Toyota compte donc produire en France 200 000 petites voitures concurrentes de la Renault Twingo ou de la Ford Ka. Le prototype de ce modèle, baptisé Funtime, a été présenté en septembre au salon de Francfort. La version définitive sera exposée au Mondial de l'automobile à Paris, en octobre 1998. Après l'"Asian car" et des véhicules conçus pour le marché américain, Toyota se lance ainsi pour la première fois dans la production d'un véhicule spécifiquement conçu pour le marché européen. Toyota remédie au handicap d'une faible adaptation des produits japonais aux consommateurs européens. La Funtime devrait être commercialisée dès 1999. Elle sera d'abord importée en France. Les modèles "made in France" apparaîtront donc plus tard avec un taux d'intégration de pièces locales qui devraient atteindre 60%.
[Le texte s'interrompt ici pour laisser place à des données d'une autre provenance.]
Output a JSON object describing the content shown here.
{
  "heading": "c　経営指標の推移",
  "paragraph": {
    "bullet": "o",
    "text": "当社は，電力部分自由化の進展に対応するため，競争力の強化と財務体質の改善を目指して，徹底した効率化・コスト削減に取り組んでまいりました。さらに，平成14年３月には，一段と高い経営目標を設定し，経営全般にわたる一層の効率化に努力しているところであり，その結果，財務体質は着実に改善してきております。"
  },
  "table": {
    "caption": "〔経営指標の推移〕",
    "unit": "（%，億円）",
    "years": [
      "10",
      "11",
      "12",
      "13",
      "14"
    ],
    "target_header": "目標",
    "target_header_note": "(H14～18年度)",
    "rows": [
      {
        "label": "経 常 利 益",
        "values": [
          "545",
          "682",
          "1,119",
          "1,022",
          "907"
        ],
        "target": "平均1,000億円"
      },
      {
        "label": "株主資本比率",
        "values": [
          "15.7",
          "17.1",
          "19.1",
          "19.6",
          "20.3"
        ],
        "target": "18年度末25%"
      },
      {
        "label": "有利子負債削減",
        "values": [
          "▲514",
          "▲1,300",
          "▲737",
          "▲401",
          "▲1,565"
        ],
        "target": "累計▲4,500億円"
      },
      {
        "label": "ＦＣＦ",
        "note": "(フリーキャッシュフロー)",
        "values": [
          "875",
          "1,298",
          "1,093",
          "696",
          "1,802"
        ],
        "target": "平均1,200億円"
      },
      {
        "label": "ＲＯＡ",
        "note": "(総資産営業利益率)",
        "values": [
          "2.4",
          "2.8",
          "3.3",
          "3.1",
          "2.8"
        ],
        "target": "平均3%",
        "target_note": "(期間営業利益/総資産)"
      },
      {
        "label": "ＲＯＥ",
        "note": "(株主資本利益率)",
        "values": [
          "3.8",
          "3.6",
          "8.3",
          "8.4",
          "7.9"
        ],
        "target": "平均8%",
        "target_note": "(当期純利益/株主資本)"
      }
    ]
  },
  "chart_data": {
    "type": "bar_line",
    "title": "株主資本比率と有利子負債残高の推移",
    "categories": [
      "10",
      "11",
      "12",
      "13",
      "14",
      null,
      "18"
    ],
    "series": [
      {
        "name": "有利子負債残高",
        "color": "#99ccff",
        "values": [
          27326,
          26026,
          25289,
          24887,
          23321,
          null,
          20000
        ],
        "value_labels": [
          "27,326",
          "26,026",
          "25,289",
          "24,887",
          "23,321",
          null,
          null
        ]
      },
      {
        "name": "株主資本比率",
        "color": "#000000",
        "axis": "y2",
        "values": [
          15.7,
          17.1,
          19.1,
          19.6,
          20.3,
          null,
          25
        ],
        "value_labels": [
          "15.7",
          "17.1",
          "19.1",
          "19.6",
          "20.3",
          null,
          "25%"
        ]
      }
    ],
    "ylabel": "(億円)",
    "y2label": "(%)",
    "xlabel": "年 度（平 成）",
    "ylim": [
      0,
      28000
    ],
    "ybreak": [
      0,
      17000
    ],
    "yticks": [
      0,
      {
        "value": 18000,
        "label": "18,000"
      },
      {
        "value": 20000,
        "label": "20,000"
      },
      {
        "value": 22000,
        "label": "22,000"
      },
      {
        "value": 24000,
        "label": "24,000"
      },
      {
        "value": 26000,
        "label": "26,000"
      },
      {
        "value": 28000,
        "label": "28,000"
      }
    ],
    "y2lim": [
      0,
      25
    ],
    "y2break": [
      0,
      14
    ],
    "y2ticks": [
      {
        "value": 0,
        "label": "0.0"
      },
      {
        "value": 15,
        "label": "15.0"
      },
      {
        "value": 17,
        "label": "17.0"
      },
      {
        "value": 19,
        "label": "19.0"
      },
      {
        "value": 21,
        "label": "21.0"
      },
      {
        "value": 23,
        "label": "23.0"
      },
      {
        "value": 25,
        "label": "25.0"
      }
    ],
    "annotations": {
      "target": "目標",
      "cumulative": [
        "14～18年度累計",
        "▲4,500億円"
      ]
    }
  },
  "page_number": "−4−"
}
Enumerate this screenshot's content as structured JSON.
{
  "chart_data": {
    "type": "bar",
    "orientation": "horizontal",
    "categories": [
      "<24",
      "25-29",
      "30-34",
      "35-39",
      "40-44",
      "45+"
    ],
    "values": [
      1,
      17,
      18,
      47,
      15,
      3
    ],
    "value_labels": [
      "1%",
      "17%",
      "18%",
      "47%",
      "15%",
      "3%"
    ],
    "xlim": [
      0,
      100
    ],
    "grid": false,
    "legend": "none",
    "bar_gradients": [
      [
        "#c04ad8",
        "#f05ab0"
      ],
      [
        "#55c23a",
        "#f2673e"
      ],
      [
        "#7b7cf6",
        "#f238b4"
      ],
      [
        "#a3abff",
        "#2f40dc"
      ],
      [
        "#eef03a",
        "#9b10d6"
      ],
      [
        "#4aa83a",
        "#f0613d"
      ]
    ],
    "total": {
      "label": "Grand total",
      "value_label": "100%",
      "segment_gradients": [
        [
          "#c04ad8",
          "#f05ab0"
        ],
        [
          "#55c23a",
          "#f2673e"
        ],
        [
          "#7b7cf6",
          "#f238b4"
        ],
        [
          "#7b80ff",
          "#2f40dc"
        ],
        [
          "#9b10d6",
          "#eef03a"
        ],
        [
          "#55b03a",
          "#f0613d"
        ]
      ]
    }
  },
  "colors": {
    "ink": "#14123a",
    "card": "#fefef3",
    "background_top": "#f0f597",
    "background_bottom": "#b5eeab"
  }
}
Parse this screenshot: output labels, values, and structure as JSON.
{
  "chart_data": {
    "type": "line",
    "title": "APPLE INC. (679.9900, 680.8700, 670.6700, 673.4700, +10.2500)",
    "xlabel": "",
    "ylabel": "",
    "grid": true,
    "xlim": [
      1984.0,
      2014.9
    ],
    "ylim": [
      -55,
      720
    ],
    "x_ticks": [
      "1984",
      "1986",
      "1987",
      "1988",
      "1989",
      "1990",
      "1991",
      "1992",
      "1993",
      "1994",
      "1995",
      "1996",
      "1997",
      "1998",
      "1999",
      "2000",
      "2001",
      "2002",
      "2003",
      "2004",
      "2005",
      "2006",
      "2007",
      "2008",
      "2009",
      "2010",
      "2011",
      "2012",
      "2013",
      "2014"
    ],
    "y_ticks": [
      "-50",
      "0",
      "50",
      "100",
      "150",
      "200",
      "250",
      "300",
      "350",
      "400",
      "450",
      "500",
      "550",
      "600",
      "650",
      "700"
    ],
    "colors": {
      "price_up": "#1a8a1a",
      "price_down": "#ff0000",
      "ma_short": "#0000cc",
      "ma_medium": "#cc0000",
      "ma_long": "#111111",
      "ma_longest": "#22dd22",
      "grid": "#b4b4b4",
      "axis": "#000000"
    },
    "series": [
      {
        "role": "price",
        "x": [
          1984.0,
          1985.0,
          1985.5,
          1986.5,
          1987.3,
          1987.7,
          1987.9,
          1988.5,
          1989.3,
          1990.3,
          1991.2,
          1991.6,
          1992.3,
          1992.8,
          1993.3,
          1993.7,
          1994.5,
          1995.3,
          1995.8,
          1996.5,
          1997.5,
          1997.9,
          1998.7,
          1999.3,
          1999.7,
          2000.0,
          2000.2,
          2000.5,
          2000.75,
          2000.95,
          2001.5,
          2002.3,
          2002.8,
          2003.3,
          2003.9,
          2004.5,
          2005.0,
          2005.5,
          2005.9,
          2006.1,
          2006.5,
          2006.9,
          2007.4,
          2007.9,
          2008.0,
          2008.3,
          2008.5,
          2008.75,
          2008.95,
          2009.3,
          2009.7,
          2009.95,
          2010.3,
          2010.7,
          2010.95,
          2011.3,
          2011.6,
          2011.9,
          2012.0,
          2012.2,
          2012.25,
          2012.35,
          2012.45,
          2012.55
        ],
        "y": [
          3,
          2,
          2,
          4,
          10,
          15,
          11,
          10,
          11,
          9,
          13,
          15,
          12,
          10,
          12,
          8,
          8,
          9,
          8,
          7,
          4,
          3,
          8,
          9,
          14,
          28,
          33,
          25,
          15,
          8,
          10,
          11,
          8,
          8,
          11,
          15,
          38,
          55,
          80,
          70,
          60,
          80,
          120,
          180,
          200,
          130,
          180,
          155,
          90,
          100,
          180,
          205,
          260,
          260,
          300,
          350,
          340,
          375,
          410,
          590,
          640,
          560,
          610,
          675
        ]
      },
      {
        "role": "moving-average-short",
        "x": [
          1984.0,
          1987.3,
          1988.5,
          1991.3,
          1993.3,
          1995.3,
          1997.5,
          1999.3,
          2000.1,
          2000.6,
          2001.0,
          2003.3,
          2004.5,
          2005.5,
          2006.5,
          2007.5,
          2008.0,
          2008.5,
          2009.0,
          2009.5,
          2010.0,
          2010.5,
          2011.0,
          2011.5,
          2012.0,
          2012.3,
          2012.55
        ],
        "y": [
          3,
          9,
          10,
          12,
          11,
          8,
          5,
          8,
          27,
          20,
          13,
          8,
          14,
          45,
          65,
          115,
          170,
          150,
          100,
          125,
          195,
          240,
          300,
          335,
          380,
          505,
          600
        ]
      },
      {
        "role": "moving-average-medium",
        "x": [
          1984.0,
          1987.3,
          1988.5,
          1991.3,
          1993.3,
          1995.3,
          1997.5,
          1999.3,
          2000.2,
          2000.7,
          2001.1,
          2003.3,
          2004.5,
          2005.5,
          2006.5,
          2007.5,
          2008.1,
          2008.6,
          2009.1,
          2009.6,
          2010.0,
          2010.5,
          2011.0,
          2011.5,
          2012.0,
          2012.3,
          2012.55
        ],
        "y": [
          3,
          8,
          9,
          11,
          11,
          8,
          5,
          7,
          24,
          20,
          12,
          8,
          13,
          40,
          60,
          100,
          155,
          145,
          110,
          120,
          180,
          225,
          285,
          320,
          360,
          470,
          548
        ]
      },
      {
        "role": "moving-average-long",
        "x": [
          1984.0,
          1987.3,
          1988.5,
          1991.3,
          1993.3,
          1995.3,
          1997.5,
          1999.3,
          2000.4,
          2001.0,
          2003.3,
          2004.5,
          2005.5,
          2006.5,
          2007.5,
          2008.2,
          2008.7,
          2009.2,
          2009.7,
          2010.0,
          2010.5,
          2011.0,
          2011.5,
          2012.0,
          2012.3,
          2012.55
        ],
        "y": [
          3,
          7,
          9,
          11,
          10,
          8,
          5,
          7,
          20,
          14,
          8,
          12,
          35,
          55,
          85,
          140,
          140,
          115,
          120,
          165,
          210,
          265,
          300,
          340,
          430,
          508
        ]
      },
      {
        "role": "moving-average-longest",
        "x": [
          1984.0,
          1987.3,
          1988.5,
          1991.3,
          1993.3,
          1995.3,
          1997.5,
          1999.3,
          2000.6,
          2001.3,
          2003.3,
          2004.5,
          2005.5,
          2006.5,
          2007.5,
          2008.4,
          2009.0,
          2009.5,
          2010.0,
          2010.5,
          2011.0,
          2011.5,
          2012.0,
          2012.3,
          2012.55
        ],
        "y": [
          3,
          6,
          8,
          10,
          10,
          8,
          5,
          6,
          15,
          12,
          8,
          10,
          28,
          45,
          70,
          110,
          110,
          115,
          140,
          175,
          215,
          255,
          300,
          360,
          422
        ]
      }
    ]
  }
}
Pour Toyota, production et commercialisation sont indissociablement liées. L'ambition est de voir sa part de marché français passer de 1% actuellement à 2-3% au-delà de l'an 2000. Toyota vise plus de 35 000 exemplaires en l'an 2 000 en France. L'usine de Valenciennes servira aussi de base d'exportation vers l'Europe du Sud, centrale et de l'Est. A l'implantation française s'ajoute la montée en puissance du site britannique où débutera fin 1998 la production d'un second modèle de gamme moyenne inférieure, la Corolla, qui concurrencera les Peugeot 306, Renault Mégane et Volkswagen Golf (avec un investissement supplémentaire de 1,7 milliard de francs et des effectifs qui devraient passer de 2 400 à 3 000 personnes). Les ambitions de Toyota sur le marché européen sont importantes puisque le groupe souhaite accroître sa part sur le marché européen de 50% d'ici l'an 2 000 en vendant 600 000 unités contre 420 000 en 1996 (5% des ventes contre 2-3% actuellement), avec un contenu local de 60%. Toyota ambitionne en l'an 2 000 de produire en Europe 65% des véhicules commercialisés sur ce marché.
La première vague d'investissements japonais dans l'automobile dans les années 1980 visait à pénétrer la "forteresse Europe". Au 1er janvier 2000, les quotas d'importation disparaissent, et la nouvelle stratégie n'est plus de pousser les exportations (depuis plusieurs années les constructeurs Japonais n'atteignent pas les quotas auxquels ils ont droit) mais d'accroître les capacités de production locales pour obtenir mieux que les 13% actuels de l'ensemble des constructeurs japonais sur le marché européen. L'implantation de Toyota en France répond donc aussi à un souci d'équilibre de ses ventes au niveau mondial.
| Japon | 2800 | 69% |
| Europe | 124,4 | 3% |
| Etats-Unis | 783 | 19% |
| Asie-Océanie | 322,7 | 8% |
| Amérique du Sud | 30,2 | 1% |
| Source : Toyota | ||
Finalement, la décision de Toyota de s'implanter apparaît moins surprenante que bien des commentateurs ne l'ont écrit. En choisissant la France pour produire la "Funtime", la firme japonaise se conforme à une stratégie qu'elle a déjà éprouvée : privilégier les implantations dans les régions où elle ne possède que de faibles parts de marché et où le contexte social lui assure la reconnaissance des consommateurs, et adapter ses produits au marché régional.
Outre les menaces que cette décision fait peser sur les autres constructeurs européens dans un marché déjà saturé, celle-ci est historique parce que c'est la première fois depuis la guerre (si l'on excepte la Smart en Lorraine) qu'un constructeur automobile étranger s'implante en France.